At No. 7, Tiger Woods bent over so gingerly to pick up his tee that you wondered whether he'd get back up.
At No. 8, he leaned so heavily on his putter while retrieving a ball from the cup that the shaft bowed like a guitar string.
By then he was 3-over par for the day, a half-dozen strokes on the wrong side of the cut line with a still-sore back and one foot already out the door. Sympathy for Woods might be in short supply, but it was still sad to watch.
Sadder still, we might look back someday and remember what happened at this PGA Championship as his Willie Mays moment.
Like Woods, Mays was the greatest player of his era. But Mays was already 41 and a shell of what he used to be by the time he returned to New York to play his final two seasons for the Mets. In Game 2 of the 1973 World Series, he stumbled and fell trying to run down a ball in the outfield and said not long after, "growing old is a helpless hurt." He batted in Game 3 and never appeared in a major league contest again.
Woods may not be done winning majors, but he's close. He's 38 and the physical breakdowns are gradually piling up closer together, like some slow-motion car crash. The days when he was better than everyone with every club in the bag are a fast-fading memory. He drives the ball erratically and can't make short putts when they matter most.
Woods said Friday after shooting a second consecutive 74 that his back nearly went out on him while practicing on the range. If nothing else, his performance on the golf course afterward made that easy to believe. He made only one birdie in the first round — holing out from 100 feet with a wedge — and didn't make his first conventional birdie until he rolled in a 12-footer on No. 15 in round two. About the only time he looked out from under the bill of his cap and up at the gallery was to acknowledge a warm ovation for his third and final birdie at No. 18.

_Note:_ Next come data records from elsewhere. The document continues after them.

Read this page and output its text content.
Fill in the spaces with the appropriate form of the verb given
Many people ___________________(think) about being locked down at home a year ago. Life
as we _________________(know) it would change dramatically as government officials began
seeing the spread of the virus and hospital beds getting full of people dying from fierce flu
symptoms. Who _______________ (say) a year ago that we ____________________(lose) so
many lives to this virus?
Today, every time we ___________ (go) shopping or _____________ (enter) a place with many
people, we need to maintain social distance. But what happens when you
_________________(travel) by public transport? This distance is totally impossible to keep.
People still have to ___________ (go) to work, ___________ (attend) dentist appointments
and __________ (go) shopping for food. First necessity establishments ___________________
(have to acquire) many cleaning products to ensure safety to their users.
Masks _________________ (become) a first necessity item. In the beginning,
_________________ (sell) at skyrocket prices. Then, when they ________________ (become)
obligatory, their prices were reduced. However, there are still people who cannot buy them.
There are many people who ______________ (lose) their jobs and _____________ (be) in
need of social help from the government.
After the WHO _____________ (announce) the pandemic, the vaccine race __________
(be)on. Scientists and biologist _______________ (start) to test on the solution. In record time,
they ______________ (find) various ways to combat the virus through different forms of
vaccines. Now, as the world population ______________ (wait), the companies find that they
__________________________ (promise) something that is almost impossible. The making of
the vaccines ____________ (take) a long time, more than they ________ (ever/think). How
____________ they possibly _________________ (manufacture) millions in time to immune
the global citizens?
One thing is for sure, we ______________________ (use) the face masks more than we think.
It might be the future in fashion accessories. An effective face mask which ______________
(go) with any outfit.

Afterward, Woods said most of the same things he's been saying a lot the last few years. He needs to get stronger. He needs to fix some technical flaws. His game is close to coming back together. The only revealing thing Woods said was when someone asked whether he felt old.
"I felt old a long time ago," he replied, smiling. "It's darn near 20 years out here."
Golf desperately needs Woods, but now the converse is true, too. That much was clear when he rushed back to play in this tournament just a few days after he withdrew from last week's barely able to bend over far enough to tie shoes.
Speculation ran the gamut earlier this week on what Woods genuinely hoped to accomplish: win the tournament, impress U.S. Ryder Cup captain Tom Watson enough to make the team as a wild-card pick, get enough face time to add another sponsor to his dwindling stable — take your pick. No matter what his real motivation was, he's leaving town empty-handed yet again. He hasn't contended on the final nine of a major since that December day in 2009 when his SUV careened out of control down the driveway of his Florida mansion.
Woods' critics were out in force long before then. Some portion of the audience found him too arrogant right from the start, and even after he ascended to the top of the game and tournament after tournament put on the best show in sports. Another big chunk peeled off after the scandal. Every time he's humbled — and despite a combined eight tour wins in 2012-13, there have been no shortage of those instances — Woods gets carpet-bombed on social media and barroom conversations.
Where he goes from here is anyone's guess. Woods said he has no idea what his schedule the rest of the year looks like. Asked what he'd tell Watson if he calls about the Ryder Cup, Woods was glib.
"I don't know," he replied. "He hasn't called."
At this point, Watson shouldn't bother. The soon-to-be-65-year-old captain didn't make the cut, either, but he still beat Woods here, and at last month's British Open to boot.
Woods wasn't waiting around in any case. Not long after his round was done, he threw his golf shoes, along with the rest of his gear in the back of a car, and slipped into a pair of sneakers — this time without even bothering to tie the laces.